Visit the QCFail website for more examples and advice on quality control for NGS datasets.
We can view summaries of multiple reports at once by using multiqc:
multiqc -o fastq fastq
MultiQC searches for report files in a directory and compiles them into a single report. Open the multiqc report via a web browser to see how the raw datasets compare. Here we have the output of FastQ_screen and FastQC, but MultiQC works with the outputs of many tools other tools which we’ll see later.
If we look at the adapter content and over represented sequences sections we can see a small amount of contamination particularly in the second replicates.
Up until now we have run command line tools on each one of our datasets in serial, this means they run one after the other. In this tutorial we only have a few small datasets and the tools run relatively quickly, but this approach won’t scale well to multiple large datasets. A more efficient approach is to run all of our datasets in parallel, later we will create a script.
Unix has a program called parallel which allows you to run tools on multiple datasets at the same time. The following command would list all of your gzipped fastq files and pipe them into parallel.
ls fastq/*fq.gz | parallel -j 4 fastqc {} &
ps f
First, let’s create a file that lists our sample names so we can feed this into parallel. We could just type this manually, but here fastq files are ‘piped’ into parallel as above but we use regular expression within ‘sed’ to remove the name ending, this can now be used to name all files.
ls fastq/*fq.gz | parallel basename | sed s/.fq.gz// > samples.txt
See if you can adapt the QC portion of the script to use parallel.
Hint:cat samples.txt
will print the names of the samples.
cat samples.txt | parallel -j 4 fastq_screen --conf /homes/genomes/tool_configs/fastq_screen/fastq_screen.conf fastq/{}.fq.gz --outdir fastq
cat samples.txt | parallel -j 4 fastqc fastq/{}.fq.gz
From the FastQC report we can see that the overall quality of our sequencing is good, however it is good practice to perform some pre-processing and filtering of reads. Poor quality sequencing can make a read less alignable so it is good practice to quality trim the ends of reads until we get to the high quality portion. Trimming is not always neccessary as some mapping programs will trim the reads for you or perform soft clipping where only part of a read is required to align but studies have shown that pre-processing generally improves alignment rate if done correctly.

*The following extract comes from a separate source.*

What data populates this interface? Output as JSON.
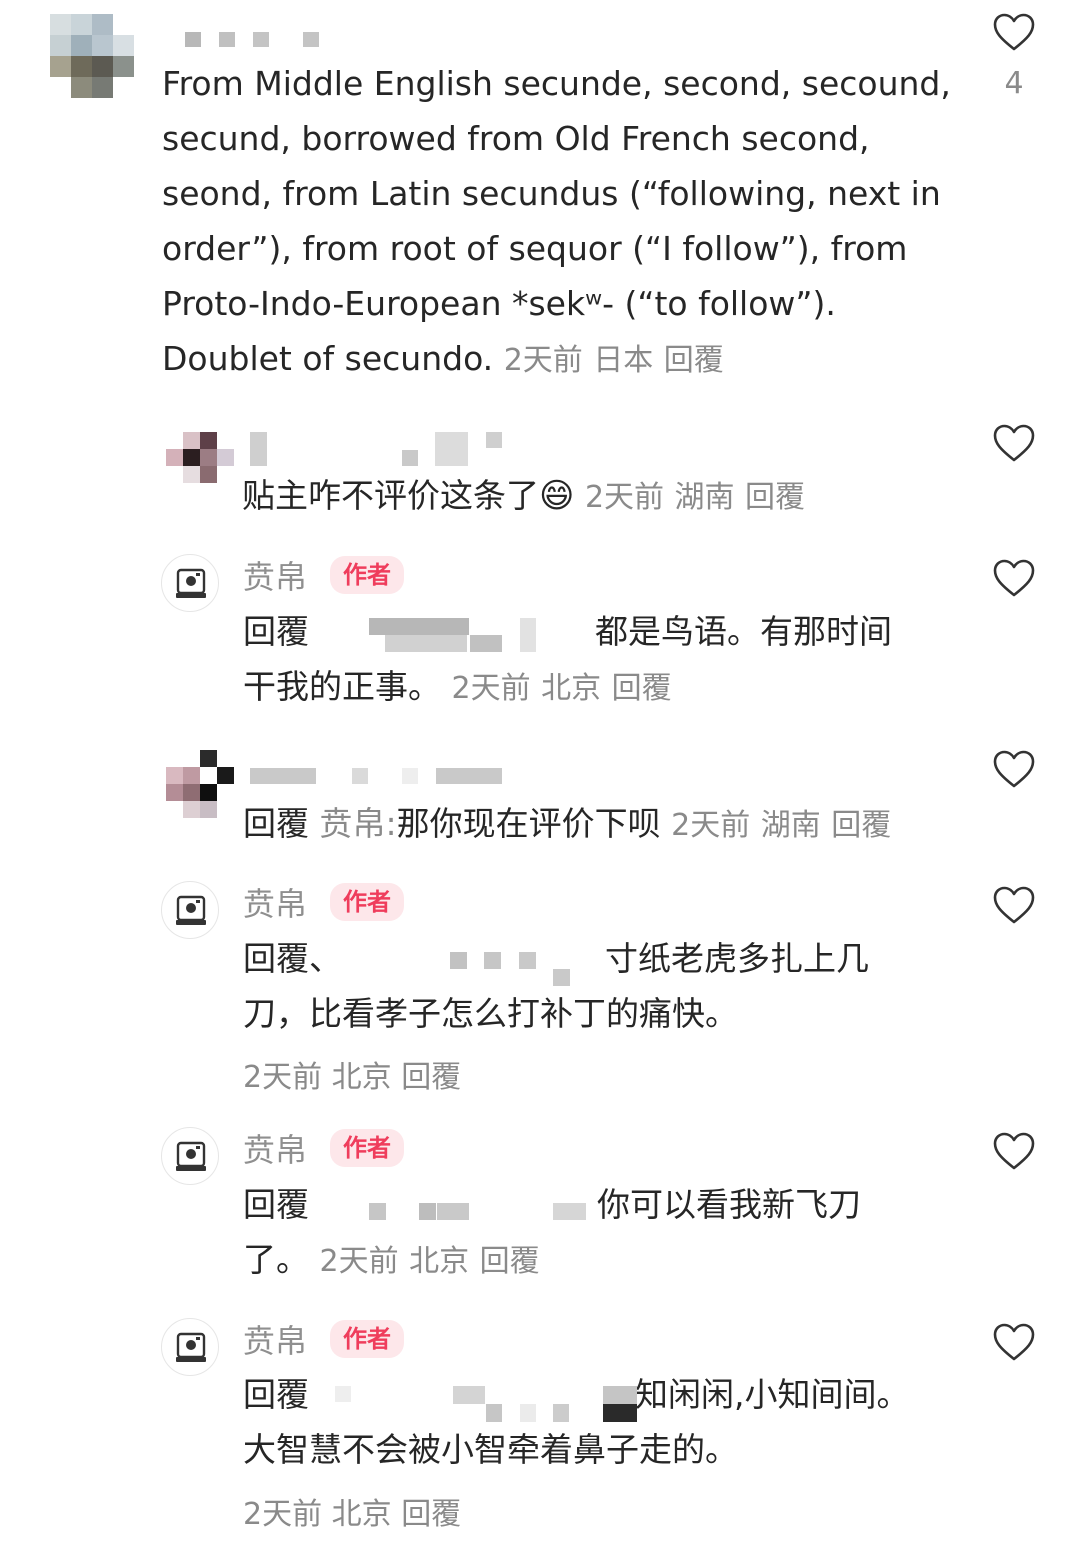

Sequencing libraries are normally constructed by ligating adapters to fragments of DNA or RNA. If your read length is longer than your fragment then sequenced reads will contain the adapter sequence. Adapter removal is also a necessary consideration for your QC workflow, especially if adapters are detected by FastQC.
An example of adapter contamination at the end of reads:
Once reads have been trimmed they will vary in length. You may want to filter out reads that are now too short to be uniquely mapped. Normally a cutoff of 20-30bp is standard.
Trim with caution and think about the consequences of having different length reads later on in your pipeline. In fact, it is possible to overtrim your reads and aggressively remove valid data.
Cutadapt finds and removes unwanted sequences from your high-throughput sequencing reads. Cutadapt can perform quality trimming, adapter removal and read filtering as well as many other operations to prepare your reads for optimal alignment. We will run cutadapt with the following parameters:
We will also run FastQC on the trimmed dataset.
cat samples.txt | parallel -j 4 "cutadapt -a AGATCGGAAGAG -q 20 --minimum-length 36 -o fastq/{}.trim.fq.gz fastq/{}.fq.gz > fastq/{}.trim.cutadapt_report.txt"
cat samples.txt | parallel -j 4 fastqc fastq/{}.trim.fq.gz
To view a cutadapt report:
less fastq/Reb1_R1.trim.cutadapt_report.txt
hit ‘q’ to exit less.
Let’s compare the fastqc reports using multiqc. As you have run it already you need to use the force (-f) flag to get it to overwrite the current report.
multiqc -f -o fastq fastq
Open the multiqc report via a web browser to see how the raw and trimmed datasets compare.